Prenons l'exemple du commerce mondial. Pour comprendre les règles qui l'orientent, il est
tout à fait utile de s'interroger sur les compromis que trouvent, ou non, les Etats-Unis avec
l'Europe, et les pays du Nord avec ceux du Sud au sein de l'Organisation mondiale du
commerce (OMC). Il est tout autant nécessaire de considérer la façon dont les
multinationales tentent de se servir des Etats pour gagner des avantages compétitifs. Mais
cela est bien loin d'épuiser le sujet de la gouvernance du commerce international. Dans le
cadre de l’échange, les juges de l'Organe de règlement des différends (ORD) produisent
aussi des normes commerciales, de même que les comités d'arbitrage commerciaux privés
dont les décisions font également jurisprudence, les cartels, le commerce intra firmes (les
échanges de biens entre filiales, dont les prix de transfert sont établis par la multinationale
en dehors de tout marché), sans oublier les mafias qui font travailler, disent les experts, les
meilleurs spécialistes du transport mondial. Tous contribuent à la gouvernance
commerciale mondiale.
Les maîtres du monde
Cette dernière approche paraît donc la plus fructueuse pour comprendre comment
s'établissent les règles qui régentent la mondialisation. Ses partisans vont plus loin que le
simple constat de la diversité des acteurs pour expliquer comment ils sont hiérarchisés:
qui domine qui? Il existe une asymétrie grandissante, au profit des Etats-Unis, entre les
Etats, dans leur capacité à agir sur l'économie et la société (d'où la place importante qu'ils
accordent à l'étude de l'hégémonie américaine). Mais tous les Etats, y compris les Etats-
Unis, ont perdu en autorité au bénéfice des acteurs non étatiques qui exercent un pouvoir
équivalent ou supérieur dans beaucoup de domaines. Et la perte d'autorité des Etats ne se
traduit qu'en partie par une augmentation de celle des autres acteurs, une partie de
l'autorité, en dépit des règles existantes, n'étant plus exercée par personne, d'où le
développement de zones de non-gouvernance (ungovernance).
Les Etats-Unis exercent une influence prépondérante, aussi bien sur le plan économique
que militaire, technologique et financier. Les exemples abondent de cette domination: sur
les dix premières multinationales, cinq sont américaines, le dollar reste la monnaie de
référence internationale (voir page 56), 71% des actifs des investisseurs institutionnels sont
détenus aux Etats-Unis, les Américains sont les premiers utilisateurs d'Internet, etc. Plus
généralement, le gouvernement américain est capable de relayer plus efficacement que les
autres Etats les demandes de ses entreprises nationales. Les lobbies pétroliers, par exemple,
ont obtenu l'abandon de la participation américaine au protocole de Kyoto organisant la
réduction des émissions de gaz à effet de serre.
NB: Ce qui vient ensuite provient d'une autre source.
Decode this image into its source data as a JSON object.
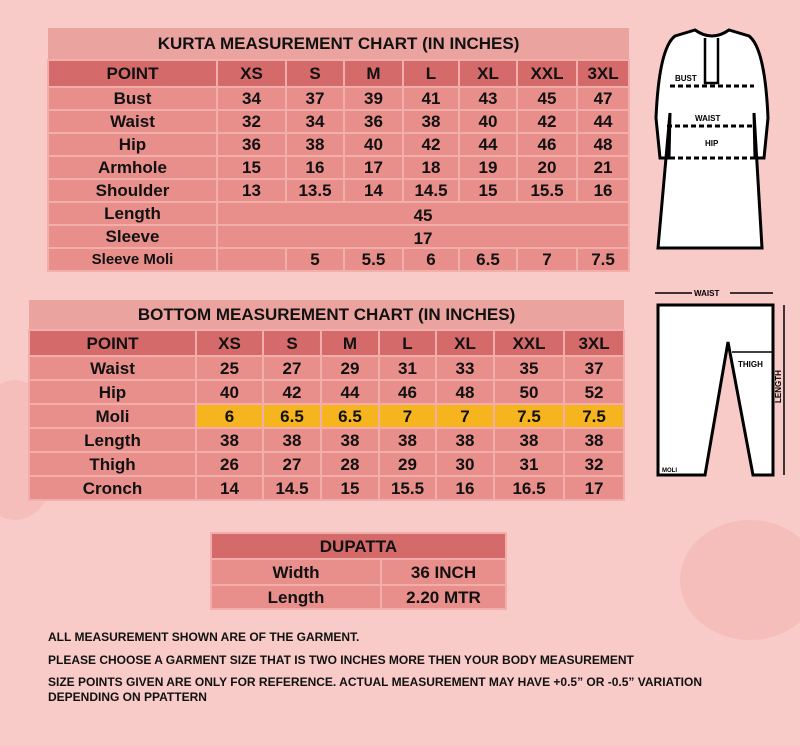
{
  "kurta": {
    "title": "KURTA MEASUREMENT CHART (IN INCHES)",
    "headers": [
      "POINT",
      "XS",
      "S",
      "M",
      "L",
      "XL",
      "XXL",
      "3XL"
    ],
    "rows": [
      {
        "point": "Bust",
        "values": [
          "34",
          "37",
          "39",
          "41",
          "43",
          "45",
          "47"
        ]
      },
      {
        "point": "Waist",
        "values": [
          "32",
          "34",
          "36",
          "38",
          "40",
          "42",
          "44"
        ]
      },
      {
        "point": "Hip",
        "values": [
          "36",
          "38",
          "40",
          "42",
          "44",
          "46",
          "48"
        ]
      },
      {
        "point": "Armhole",
        "values": [
          "15",
          "16",
          "17",
          "18",
          "19",
          "20",
          "21"
        ]
      },
      {
        "point": "Shoulder",
        "values": [
          "13",
          "13.5",
          "14",
          "14.5",
          "15",
          "15.5",
          "16"
        ]
      }
    ],
    "length": {
      "point": "Length",
      "value": "45"
    },
    "sleeve": {
      "point": "Sleeve",
      "value": "17"
    },
    "sleeve_moli": {
      "point": "Sleeve Moli",
      "values": [
        "",
        "5",
        "5.5",
        "6",
        "6.5",
        "7",
        "7.5"
      ]
    }
  },
  "bottom": {
    "title": "BOTTOM MEASUREMENT CHART (IN INCHES)",
    "headers": [
      "POINT",
      "XS",
      "S",
      "M",
      "L",
      "XL",
      "XXL",
      "3XL"
    ],
    "rows": [
      {
        "point": "Waist",
        "values": [
          "25",
          "27",
          "29",
          "31",
          "33",
          "35",
          "37"
        ]
      },
      {
        "point": "Hip",
        "values": [
          "40",
          "42",
          "44",
          "46",
          "48",
          "50",
          "52"
        ]
      },
      {
        "point": "Moli",
        "values": [
          "6",
          "6.5",
          "6.5",
          "7",
          "7",
          "7.5",
          "7.5"
        ],
        "highlight": "#f6b51e"
      },
      {
        "point": "Length",
        "values": [
          "38",
          "38",
          "38",
          "38",
          "38",
          "38",
          "38"
        ]
      },
      {
        "point": "Thigh",
        "values": [
          "26",
          "27",
          "28",
          "29",
          "30",
          "31",
          "32"
        ]
      },
      {
        "point": "Cronch",
        "values": [
          "14",
          "14.5",
          "15",
          "15.5",
          "16",
          "16.5",
          "17"
        ]
      }
    ]
  },
  "dupatta": {
    "title": "DUPATTA",
    "rows": [
      {
        "label": "Width",
        "value": "36 INCH"
      },
      {
        "label": "Length",
        "value": "2.20 MTR"
      }
    ]
  },
  "kurta_figure": {
    "labels": [
      "BUST",
      "WAIST",
      "HIP"
    ]
  },
  "bottom_figure": {
    "labels": [
      "WAIST",
      "THIGH",
      "LENGTH",
      "MOLI"
    ]
  },
  "notes": [
    "ALL MEASUREMENT SHOWN ARE OF THE  GARMENT.",
    "PLEASE CHOOSE A GARMENT SIZE THAT IS TWO INCHES MORE THEN YOUR BODY MEASUREMENT",
    "SIZE POINTS GIVEN ARE ONLY FOR REFERENCE. ACTUAL MEASUREMENT MAY HAVE  +0.5” OR -0.5” VARIATION",
    "DEPENDING ON PPATTERN"
  ],
  "colors": {
    "background": "#f8cbc8",
    "cell": "#e88f8c",
    "header": "#d56a6b",
    "highlight": "#f6b51e"
  }
}
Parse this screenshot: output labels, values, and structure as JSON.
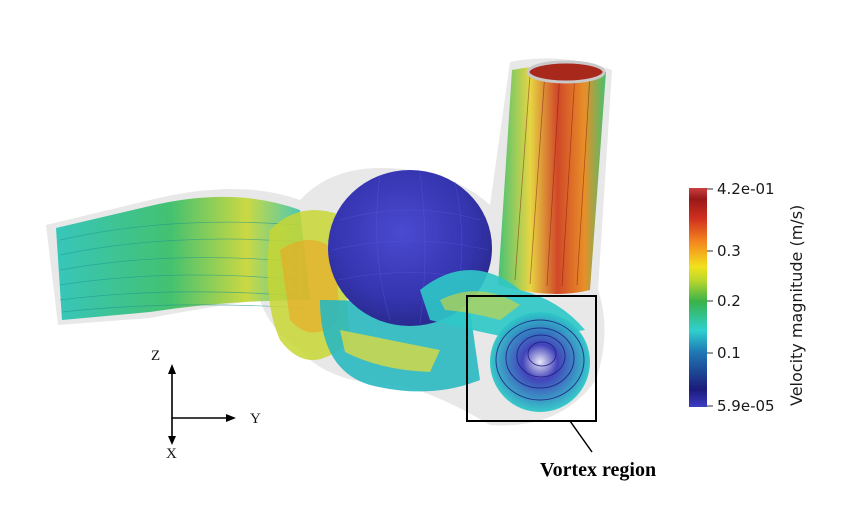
{
  "colorbar": {
    "title": "Velocity magnitude (m/s)",
    "max_label": "4.2e-01",
    "ticks": [
      "0.3",
      "0.2",
      "0.1"
    ],
    "min_label": "5.9e-05",
    "colors": [
      "#3b3bbf",
      "#1a1a80",
      "#1e6fb0",
      "#2ec8c8",
      "#33b04a",
      "#b8d42a",
      "#f0e11c",
      "#f58a1e",
      "#d2321f",
      "#9e1a1a",
      "#c73b3b"
    ]
  },
  "axes": {
    "z": "Z",
    "y": "Y",
    "x": "X"
  },
  "annotation": {
    "label": "Vortex region"
  },
  "palette": {
    "low": "#2a2aa0",
    "cyan": "#2ec8c8",
    "green": "#4fbf5a",
    "yellow": "#e8e23a",
    "orange": "#f29a1e",
    "red": "#c2301e",
    "shell": "#cfcfcf"
  }
}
Néanmoins, la mondialisation ne subit pas seulement l'influence des Etats, fût-il le
premier d'entre eux. Tous partagent leur pouvoir avec un ensemble d'acteurs privés. Par
exemple, les cinq grands cabinets de conseils américains, les fameux "Big Five"
(PricewaterhouseCoopers, KPMG, Ernst&Young, Deloitte Touche Tohmatsu et Arthur
Andersen), ont réussi à imposer l'adoption de normes comptables internationales
communes. Une évolution qui va leur permettre de standardiser leurs interventions, donc
d'en réduire le coût et de les rendre ainsi plus rentables, sans avoir à tenir compte des
disparités comptables nationales. Conséquences: toutes les entreprises vont devoir
s'adapter à une nouvelle norme de présentation de leurs comptes et les autorités de
surveillance des Bourses ont perdu la possibilité de pouvoir modifier les règles du jeu en
matière comptable pour des raisons de sécurité.